After encountering the same runner with neon orange Asics for the third time in 30 minutes, I realized something wasn’t quite right. Coming up on the same view of Essex House for the second time, it was clear that I had somehow created a miniature loop of my own at the bottom of the park. I honestly cannot remember if it was the beats of my running playlist or the thoughts doing laps of their own inside my skull that led me to abandon my physical body that morning. Who knows, maybe I was simply appreciating the greenest view of the city available to me, internalizing every second of it I could get. Regardless, it took me a GoogleMaps app and an additional two miles than anticipated to navigate my running butt home and get ready for my first class at NYU.

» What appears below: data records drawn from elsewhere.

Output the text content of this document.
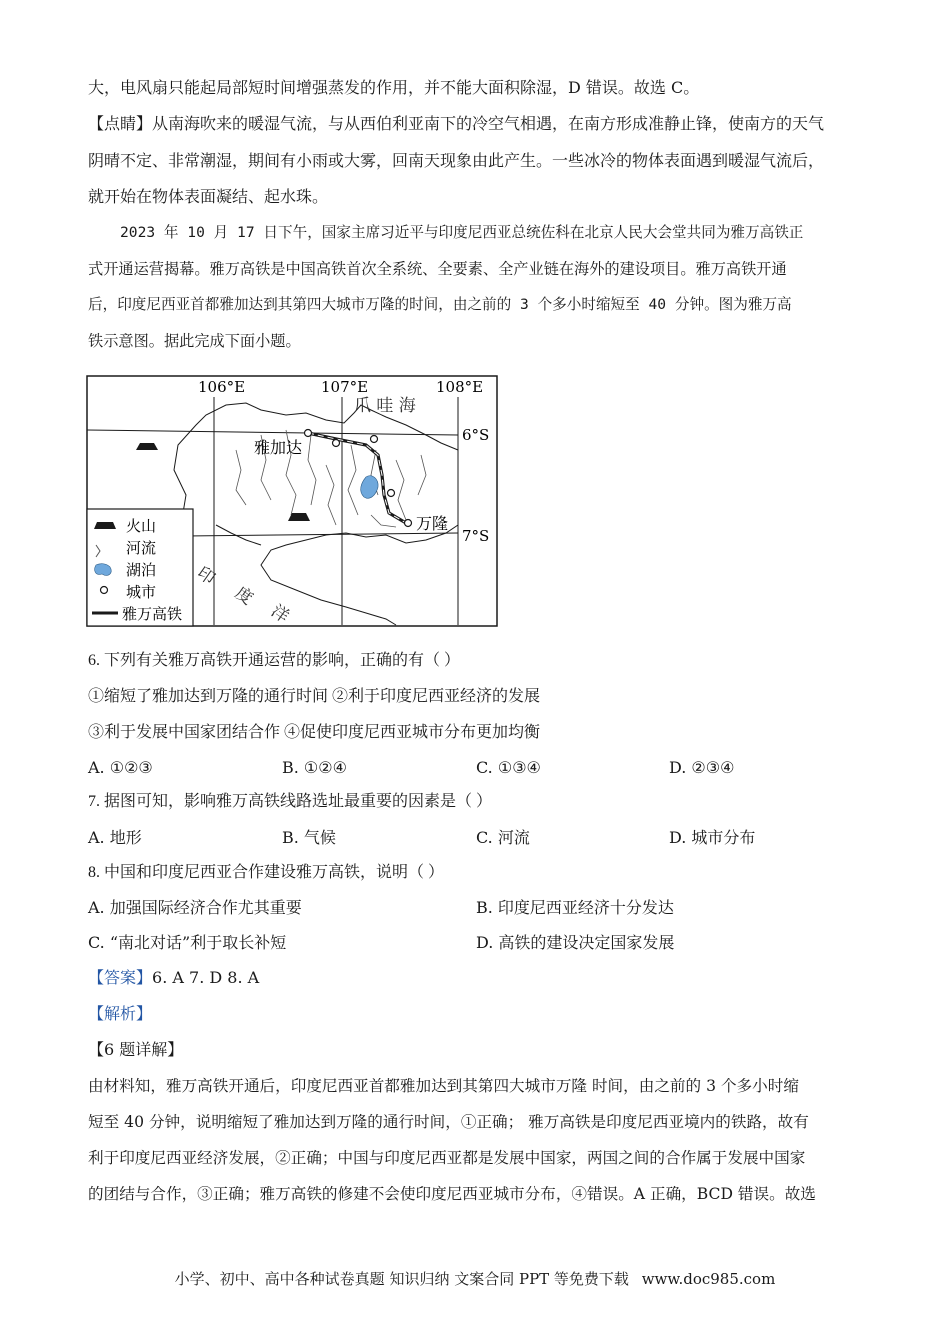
大，电风扇只能起局部短时间增强蒸发的作用，并不能大面积除湿，D 错误。故选 C。
【点睛】从南海吹来的暖湿气流，与从西伯利亚南下的冷空气相遇，在南方形成准静止锋，使南方的天气
阴晴不定、非常潮湿，期间有小雨或大雾，回南天现象由此产生。一些冰冷的物体表面遇到暖湿气流后，
就开始在物体表面凝结、起水珠。
2023 年 10 月 17 日下午，国家主席习近平与印度尼西亚总统佐科在北京人民大会堂共同为雅万高铁正
式开通运营揭幕。雅万高铁是中国高铁首次全系统、全要素、全产业链在海外的建设项目。雅万高铁开通
后，印度尼西亚首都雅加达到其第四大城市万隆的时间，由之前的 3 个多小时缩短至 40 分钟。图为雅万高
铁示意图。据此完成下面小题。
106°E	107°E	108°E
6°S
7°S
爪 哇 海
雅加达
万隆
印
度
洋
火山
河流
湖泊
城市
雅万高铁
6. 下列有关雅万高铁开通运营的影响，正确的有（ ）
①缩短了雅加达到万隆的通行时间 ②利于印度尼西亚经济的发展
③利于发展中国家团结合作 ④促使印度尼西亚城市分布更加均衡
A. ①②③	B. ①②④	C. ①③④	D. ②③④
7. 据图可知，影响雅万高铁线路选址最重要的因素是（ ）
A. 地形	B. 气候	C. 河流	D. 城市分布
8. 中国和印度尼西亚合作建设雅万高铁，说明（ ）
A. 加强国际经济合作尤其重要	B. 印度尼西亚经济十分发达
C. “南北对话”利于取长补短	D. 高铁的建设决定国家发展
【答案】6. A 7. D 8. A
【解析】
【6 题详解】
由材料知，雅万高铁开通后，印度尼西亚首都雅加达到其第四大城市万隆 时间，由之前的 3 个多小时缩
短至 40 分钟，说明缩短了雅加达到万隆的通行时间，①正确； 雅万高铁是印度尼西亚境内的铁路，故有
利于印度尼西亚经济发展，②正确；中国与印度尼西亚都是发展中国家，两国之间的合作属于发展中国家
的团结与合作，③正确；雅万高铁的修建不会使印度尼西亚城市分布，④错误。A 正确，BCD 错误。故选
小学、初中、高中各种试卷真题 知识归纳 文案合同 PPT 等免费下载 www.doc985.com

I share this little anecdote with you to express just how worthwhile getting a little sidetracked can be every once in a while. Nothing tragic came of this incident: I didn’t fatigue from running too long, miss my class or get caught in the downpour that began only seconds after reaching my front door. If anything, the mind-body disconnection for just a half hour left me feeling rejuvenated and not at all annoyed by the unanticipated puzzle of making my way back to the Upper East Side.
Whatever your distraction of choice may be, I encourage you to stray from the path occasionally, get just a little lost. The journey home requires for you to take in the world from a slightly different perspective, open yourself to the various possibilities that lay ahead. Let your mind run where it needs to run– don’t fight it. Trust that it will bring you back to where you need to be in a more refreshed and wise state than before.
Go ahead, lose yourself; you have the power within to find your way back.